- Born: December 17, 1851 Vittoriosa, Malta
- Died: June 29, 1907 (aged 55) Vittoriosa, Malta
- Occupation: Philosophy

= Dominic Pace =

Maltese theologian and philosopher (1851–1907)

Dominic Pace (1851–1907) was a Maltese theologian and philosopher. In philosophy, he mostly specialised in Aristotelico-Thomist Scholasticism.

==Life==
Pace was born at Vittoriosa, Malta, on December 17, 1851. He joined the Dominicans in 1867 at almost 16 years of age. He accomplished his institutional studies in philosophy with the Dominicans at Rabat, Malta, and his theological ones with the Dominicans at Vittoriosa. Due to the colera epidemic which hit the Maltese islands in those days, Pace was sent to Florence, Italy, at the convent of Saint Maximin, to pursue his theological studies there. In 1874 he acquired his colour in philosophy and theology.

Back in Malta, Pace was ordained a priest, and chosen as the Master of Dominican Students at Rabat, Malta. Here, from 1874 onwards, he also taught philosophy at the Dominican Studium Generale. In recognition of his publication Difesa della Dottrina di S. Tommaso d’Aquino in 1877, Pace was made member of the Philosophical-Medical Academy of Bologna, Italy.

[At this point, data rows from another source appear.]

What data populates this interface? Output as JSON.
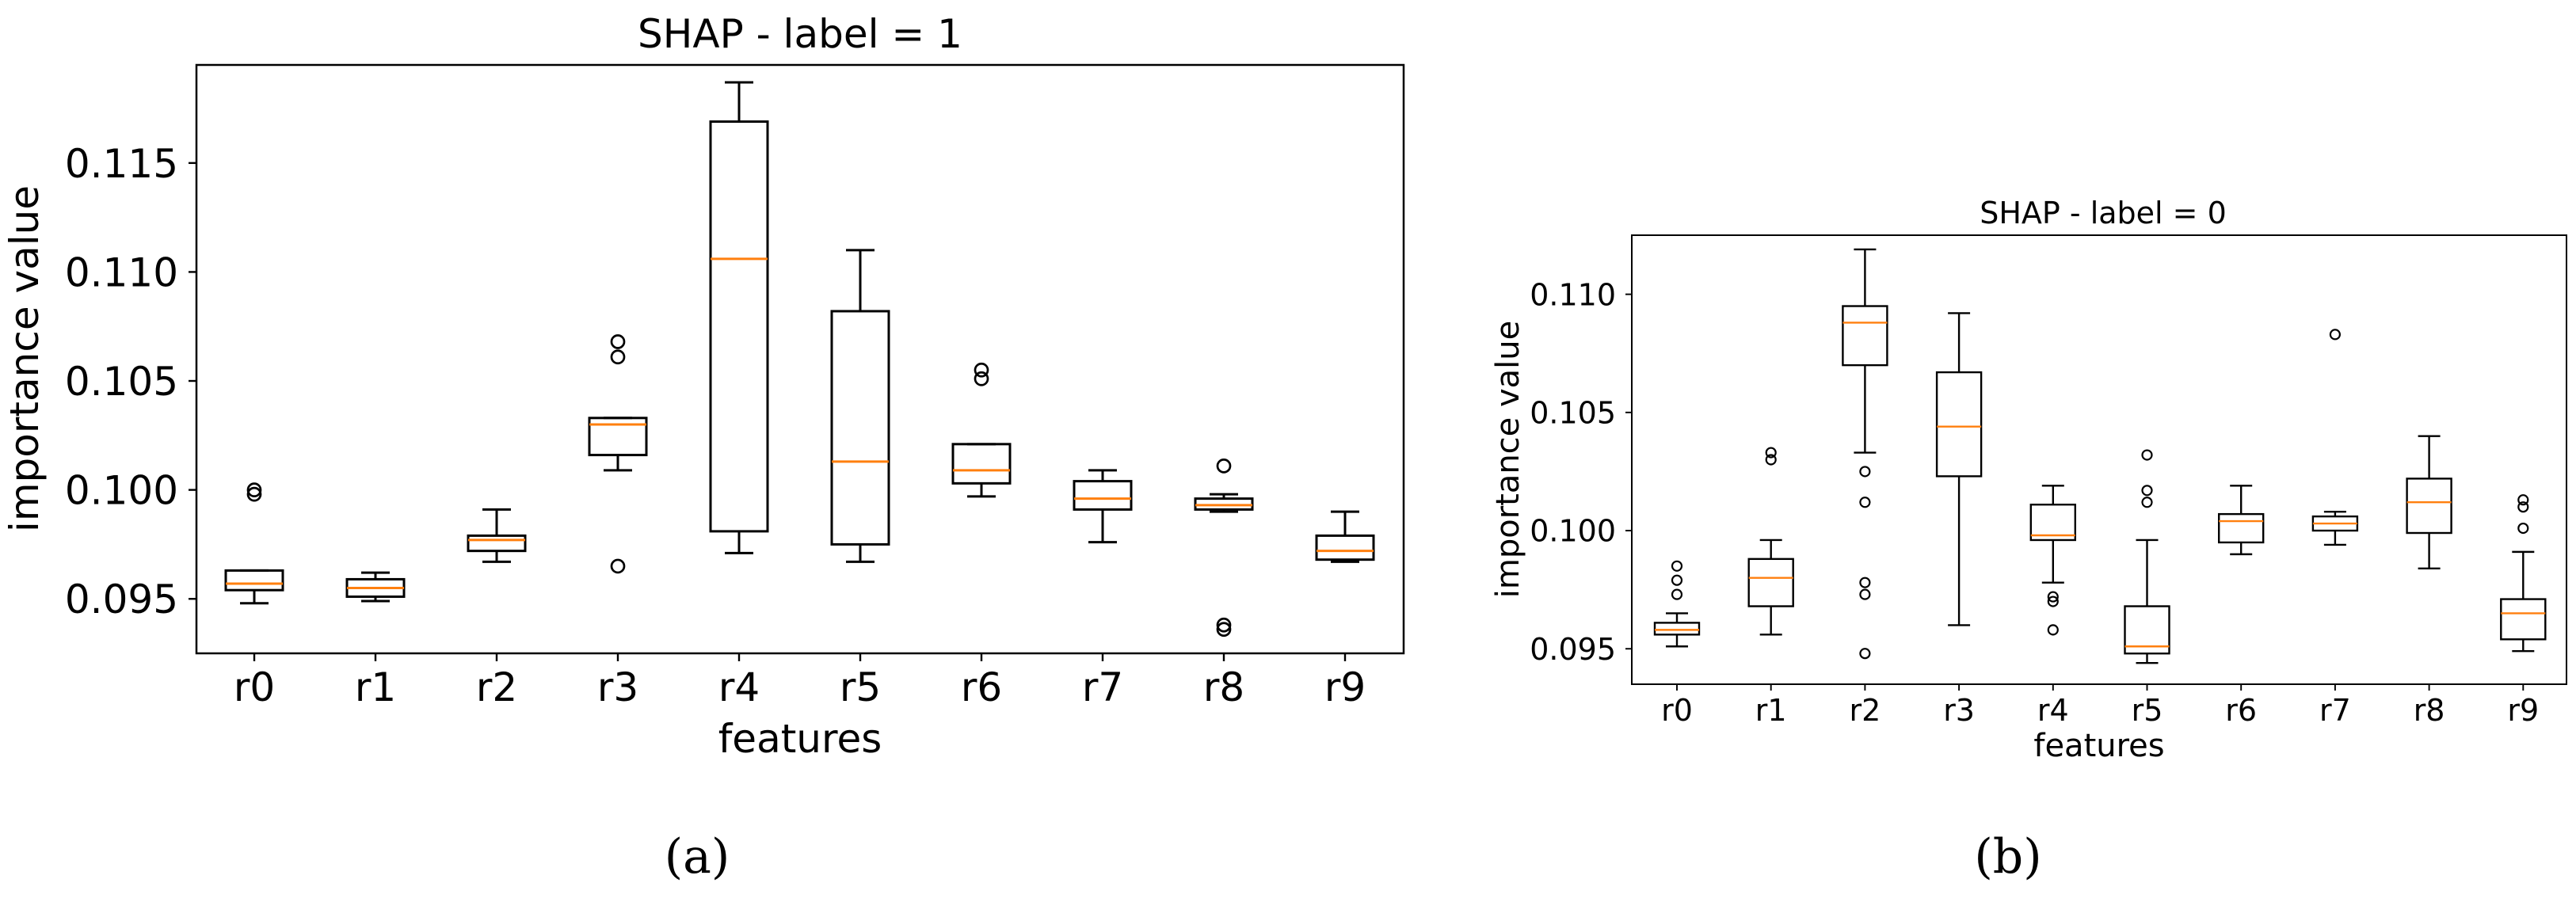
{
  "chart_data": [
    {
      "type": "boxplot",
      "title": "SHAP - label = 1",
      "xlabel": "features",
      "ylabel": "importance value",
      "caption": "(a)",
      "categories": [
        "r0",
        "r1",
        "r2",
        "r3",
        "r4",
        "r5",
        "r6",
        "r7",
        "r8",
        "r9"
      ],
      "ylim": [
        0.0925,
        0.1195
      ],
      "yticks": [
        "0.095",
        "0.100",
        "0.105",
        "0.110",
        "0.115"
      ],
      "grid": false,
      "boxes": [
        {
          "whislo": 0.0948,
          "q1": 0.0954,
          "med": 0.0957,
          "q3": 0.0963,
          "whishi": 0.0963,
          "fliers": [
            0.0998,
            0.1
          ]
        },
        {
          "whislo": 0.0949,
          "q1": 0.0951,
          "med": 0.0955,
          "q3": 0.0959,
          "whishi": 0.0962,
          "fliers": []
        },
        {
          "whislo": 0.0967,
          "q1": 0.0972,
          "med": 0.0977,
          "q3": 0.0979,
          "whishi": 0.0991,
          "fliers": []
        },
        {
          "whislo": 0.1009,
          "q1": 0.1016,
          "med": 0.103,
          "q3": 0.1033,
          "whishi": 0.1033,
          "fliers": [
            0.0965,
            0.1061,
            0.1068
          ]
        },
        {
          "whislo": 0.0971,
          "q1": 0.0981,
          "med": 0.1106,
          "q3": 0.1169,
          "whishi": 0.1187,
          "fliers": []
        },
        {
          "whislo": 0.0967,
          "q1": 0.0975,
          "med": 0.1013,
          "q3": 0.1082,
          "whishi": 0.111,
          "fliers": []
        },
        {
          "whislo": 0.0997,
          "q1": 0.1003,
          "med": 0.1009,
          "q3": 0.1021,
          "whishi": 0.1021,
          "fliers": [
            0.1051,
            0.1055
          ]
        },
        {
          "whislo": 0.0976,
          "q1": 0.0991,
          "med": 0.0996,
          "q3": 0.1004,
          "whishi": 0.1009,
          "fliers": []
        },
        {
          "whislo": 0.099,
          "q1": 0.0991,
          "med": 0.0993,
          "q3": 0.0996,
          "whishi": 0.0998,
          "fliers": [
            0.0936,
            0.0938,
            0.1011
          ]
        },
        {
          "whislo": 0.0967,
          "q1": 0.0968,
          "med": 0.0972,
          "q3": 0.0979,
          "whishi": 0.099,
          "fliers": []
        }
      ]
    },
    {
      "type": "boxplot",
      "title": "SHAP - label = 0",
      "xlabel": "features",
      "ylabel": "importance value",
      "caption": "(b)",
      "categories": [
        "r0",
        "r1",
        "r2",
        "r3",
        "r4",
        "r5",
        "r6",
        "r7",
        "r8",
        "r9"
      ],
      "ylim": [
        0.0935,
        0.1125
      ],
      "yticks": [
        "0.095",
        "0.100",
        "0.105",
        "0.110"
      ],
      "grid": false,
      "boxes": [
        {
          "whislo": 0.0951,
          "q1": 0.0956,
          "med": 0.0958,
          "q3": 0.0961,
          "whishi": 0.0965,
          "fliers": [
            0.0973,
            0.0979,
            0.0985
          ]
        },
        {
          "whislo": 0.0956,
          "q1": 0.0968,
          "med": 0.098,
          "q3": 0.0988,
          "whishi": 0.0996,
          "fliers": [
            0.103,
            0.1033
          ]
        },
        {
          "whislo": 0.1033,
          "q1": 0.107,
          "med": 0.1088,
          "q3": 0.1095,
          "whishi": 0.1119,
          "fliers": [
            0.0948,
            0.0973,
            0.0978,
            0.1012,
            0.1025
          ]
        },
        {
          "whislo": 0.096,
          "q1": 0.1023,
          "med": 0.1044,
          "q3": 0.1067,
          "whishi": 0.1092,
          "fliers": []
        },
        {
          "whislo": 0.0978,
          "q1": 0.0996,
          "med": 0.0998,
          "q3": 0.1011,
          "whishi": 0.1019,
          "fliers": [
            0.0958,
            0.097,
            0.0972
          ]
        },
        {
          "whislo": 0.0944,
          "q1": 0.0948,
          "med": 0.0951,
          "q3": 0.0968,
          "whishi": 0.0996,
          "fliers": [
            0.1012,
            0.1017,
            0.1032
          ]
        },
        {
          "whislo": 0.099,
          "q1": 0.0995,
          "med": 0.1004,
          "q3": 0.1007,
          "whishi": 0.1019,
          "fliers": []
        },
        {
          "whislo": 0.0994,
          "q1": 0.1,
          "med": 0.1003,
          "q3": 0.1006,
          "whishi": 0.1008,
          "fliers": [
            0.1083
          ]
        },
        {
          "whislo": 0.0984,
          "q1": 0.0999,
          "med": 0.1012,
          "q3": 0.1022,
          "whishi": 0.104,
          "fliers": []
        },
        {
          "whislo": 0.0949,
          "q1": 0.0954,
          "med": 0.0965,
          "q3": 0.0971,
          "whishi": 0.0991,
          "fliers": [
            0.1001,
            0.101,
            0.1013
          ]
        }
      ]
    }
  ],
  "colors": {
    "median": "#ff7f0e",
    "box": "#000000"
  }
}
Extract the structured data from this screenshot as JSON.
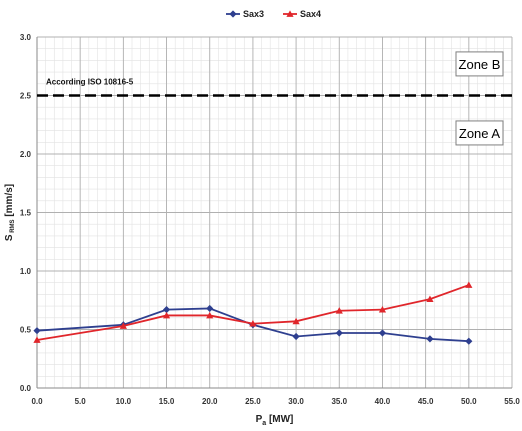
{
  "chart_data": {
    "type": "line",
    "xlabel": "P",
    "xlabel_sub": "a",
    "xlabel_unit": " [MW]",
    "ylabel": "S",
    "ylabel_sub": "RMS",
    "ylabel_unit": " [mm/s]",
    "xlim": [
      0,
      55
    ],
    "ylim": [
      0,
      3
    ],
    "x_ticks": [
      "0.0",
      "5.0",
      "10.0",
      "15.0",
      "20.0",
      "25.0",
      "30.0",
      "35.0",
      "40.0",
      "45.0",
      "50.0",
      "55.0"
    ],
    "y_ticks": [
      "0.0",
      "0.5",
      "1.0",
      "1.5",
      "2.0",
      "2.5",
      "3.0"
    ],
    "grid": true,
    "legend_position": "top-center",
    "series": [
      {
        "name": "Sax3",
        "color": "#2e3f8f",
        "marker": "diamond",
        "points": [
          [
            0,
            0.49
          ],
          [
            10,
            0.54
          ],
          [
            15,
            0.67
          ],
          [
            20,
            0.68
          ],
          [
            25,
            0.54
          ],
          [
            30,
            0.44
          ],
          [
            35,
            0.47
          ],
          [
            40,
            0.47
          ],
          [
            45.5,
            0.42
          ],
          [
            50,
            0.4
          ]
        ]
      },
      {
        "name": "Sax4",
        "color": "#e0262b",
        "marker": "triangle",
        "points": [
          [
            0,
            0.41
          ],
          [
            10,
            0.53
          ],
          [
            15,
            0.62
          ],
          [
            20,
            0.62
          ],
          [
            25,
            0.55
          ],
          [
            30,
            0.57
          ],
          [
            35,
            0.66
          ],
          [
            40,
            0.67
          ],
          [
            45.5,
            0.76
          ],
          [
            50,
            0.88
          ]
        ]
      }
    ],
    "threshold": {
      "value": 2.5,
      "label": "According ISO 10816-5",
      "style": "dashed",
      "color": "#000000"
    },
    "zones": [
      {
        "label": "Zone B",
        "anchor_y": 2.77
      },
      {
        "label": "Zone A",
        "anchor_y": 2.18
      }
    ]
  }
}
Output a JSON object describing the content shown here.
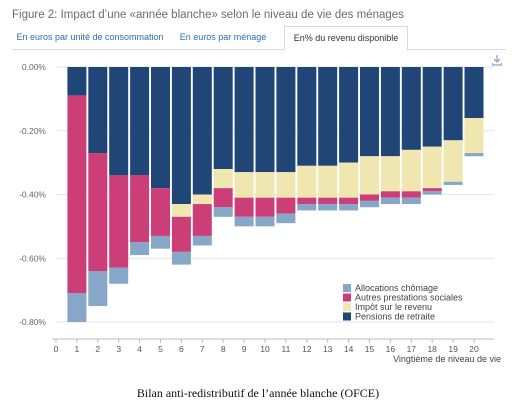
{
  "header": {
    "title": "Figure 2: Impact d’une «année blanche» selon le niveau de vie des ménages",
    "tabs": [
      {
        "label": "En euros par unité de consommation",
        "active": false
      },
      {
        "label": "En euros par ménage",
        "active": false
      },
      {
        "label": "En% du revenu disponible",
        "active": true
      }
    ],
    "download_icon": "download-icon"
  },
  "caption": "Bilan anti-redistributif de l’année blanche (OFCE)",
  "colors": {
    "Allocations chômage": "#86a7c8",
    "Autres prestations sociales": "#cc3e78",
    "Impôt sur le revenu": "#f0e6b0",
    "Pensions de retraite": "#1f4677"
  },
  "chart_data": {
    "type": "bar",
    "stacked": true,
    "categories": [
      "1",
      "2",
      "3",
      "4",
      "5",
      "6",
      "7",
      "8",
      "9",
      "10",
      "11",
      "12",
      "13",
      "14",
      "15",
      "16",
      "17",
      "18",
      "19",
      "20"
    ],
    "x_ticks": [
      "0",
      "1",
      "2",
      "3",
      "4",
      "5",
      "6",
      "7",
      "8",
      "9",
      "10",
      "11",
      "12",
      "13",
      "14",
      "15",
      "16",
      "17",
      "18",
      "19",
      "20"
    ],
    "xlabel": "Vingtième de niveau de vie",
    "ylabel": "",
    "y_ticks": [
      "0.00%",
      "-0.20%",
      "-0.40%",
      "-0.60%",
      "-0.80%"
    ],
    "ylim": [
      -0.84,
      0
    ],
    "series": [
      {
        "name": "Pensions de retraite",
        "values": [
          -0.09,
          -0.27,
          -0.34,
          -0.34,
          -0.38,
          -0.43,
          -0.4,
          -0.32,
          -0.33,
          -0.33,
          -0.33,
          -0.31,
          -0.31,
          -0.3,
          -0.28,
          -0.28,
          -0.26,
          -0.25,
          -0.23,
          -0.16
        ]
      },
      {
        "name": "Impôt sur le revenu",
        "values": [
          0,
          0,
          0,
          0,
          0,
          -0.04,
          -0.03,
          -0.06,
          -0.08,
          -0.08,
          -0.08,
          -0.1,
          -0.1,
          -0.11,
          -0.12,
          -0.11,
          -0.13,
          -0.13,
          -0.13,
          -0.11
        ]
      },
      {
        "name": "Autres prestations sociales",
        "values": [
          -0.62,
          -0.37,
          -0.29,
          -0.21,
          -0.15,
          -0.11,
          -0.1,
          -0.06,
          -0.06,
          -0.06,
          -0.05,
          -0.02,
          -0.02,
          -0.02,
          -0.02,
          -0.02,
          -0.02,
          -0.01,
          0,
          0
        ]
      },
      {
        "name": "Allocations chômage",
        "values": [
          -0.09,
          -0.11,
          -0.05,
          -0.04,
          -0.04,
          -0.04,
          -0.03,
          -0.03,
          -0.03,
          -0.03,
          -0.03,
          -0.02,
          -0.02,
          -0.02,
          -0.02,
          -0.02,
          -0.02,
          -0.01,
          -0.01,
          -0.01
        ]
      }
    ],
    "legend": [
      "Allocations chômage",
      "Autres prestations sociales",
      "Impôt sur le revenu",
      "Pensions de retraite"
    ],
    "legend_position": "bottom-right",
    "grid": true
  }
}
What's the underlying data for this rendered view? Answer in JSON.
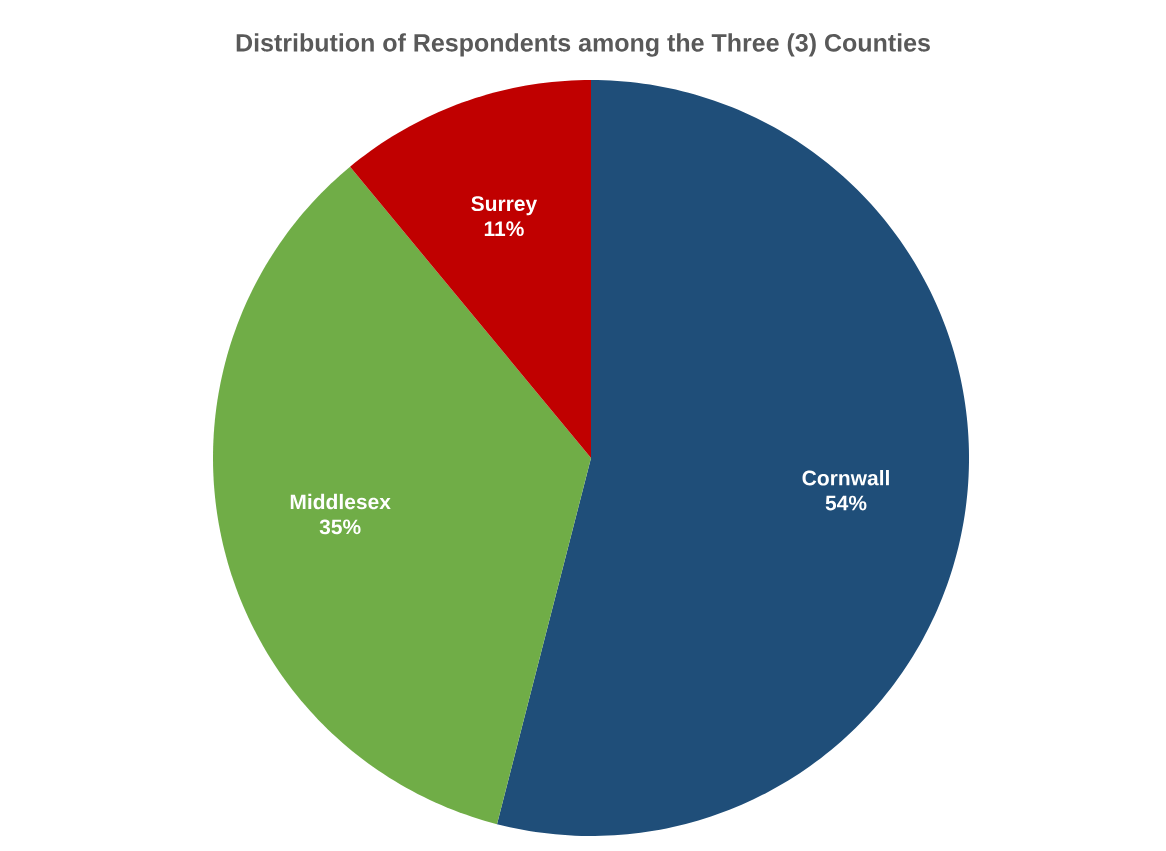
{
  "chart_data": {
    "type": "pie",
    "title": "Distribution of Respondents among the Three (3) Counties",
    "categories": [
      "Cornwall",
      "Middlesex",
      "Surrey"
    ],
    "values": [
      54,
      35,
      11
    ],
    "value_labels": [
      "54%",
      "35%",
      "11%"
    ],
    "colors": [
      "#1f4e79",
      "#70ad47",
      "#c00000"
    ]
  }
}
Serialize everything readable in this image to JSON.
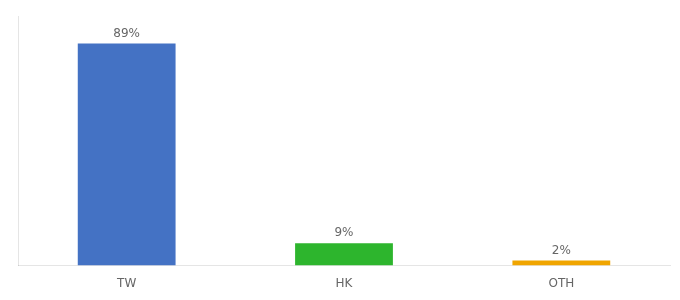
{
  "chart_data": {
    "type": "bar",
    "categories": [
      "TW",
      "HK",
      "OTH"
    ],
    "values": [
      89,
      9,
      2
    ],
    "value_labels": [
      "89%",
      "9%",
      "2%"
    ],
    "data_labels": true,
    "colors": [
      "#4472c4",
      "#2db52d",
      "#f0a500"
    ],
    "ylim": [
      0,
      100
    ],
    "grid": false,
    "tick_labels": "x"
  }
}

Later, he was also awarded the title General Preacher by the Order of Preachers in Rome, Italy.

Pace died at Vittoriosa on June 29, 1907. Though his funeral was held at Vittoriosa, he was buried within the church of the Dominicans at Rabat, Malta.

==Work==
Pace's only extant work, Difesa della Dottrina di S. Tommaso d’Aquino (A Defence of the Doctrine of St. Thomas Aquinas), published in 1877 (Tipografia E. Laferla, Malta), was composed as a response to a book published by a priest, Francis Reale, in 1873 in which, while discussing the Bible, he attributed to Aquinas certain theories considered erroneous by Pace. Reale went so far to suggest that Aquinas was a heretic.

Since Reale also proposed that most Dominicans do not agree with Aquinas’ doctrine on humans’ natural disposition to know God, Pace counters such a proposition. Accordingly, his pamphlet, which is made up of just 25 pages, deals mainly with humans’ natural knowledge of God, and the natural disposition of pagans to believe in Jesus Christ. Of course, the source of Pace's teachings is Aquinas himself. Nevertheless, many biblical references and citations are included too. Pace philosophically maintains that Aquinas is correct in what he teaches, and that all Dominicans subscribed to his point of view.

Understanably, the Difesa is a polemical work. Though Pace recognises that philosophy should have no authority except reason, he submits that Aquinas is a clear and authoritative reflection enough of natural reason.

==See also==
- Philosophy in Malta

==Sources==
- Mark Montebello, Il-Ktieb tal-Filosofija f’Malta (A Source Book of Philosophy in Malta), PIN Publications, Malta, 2001.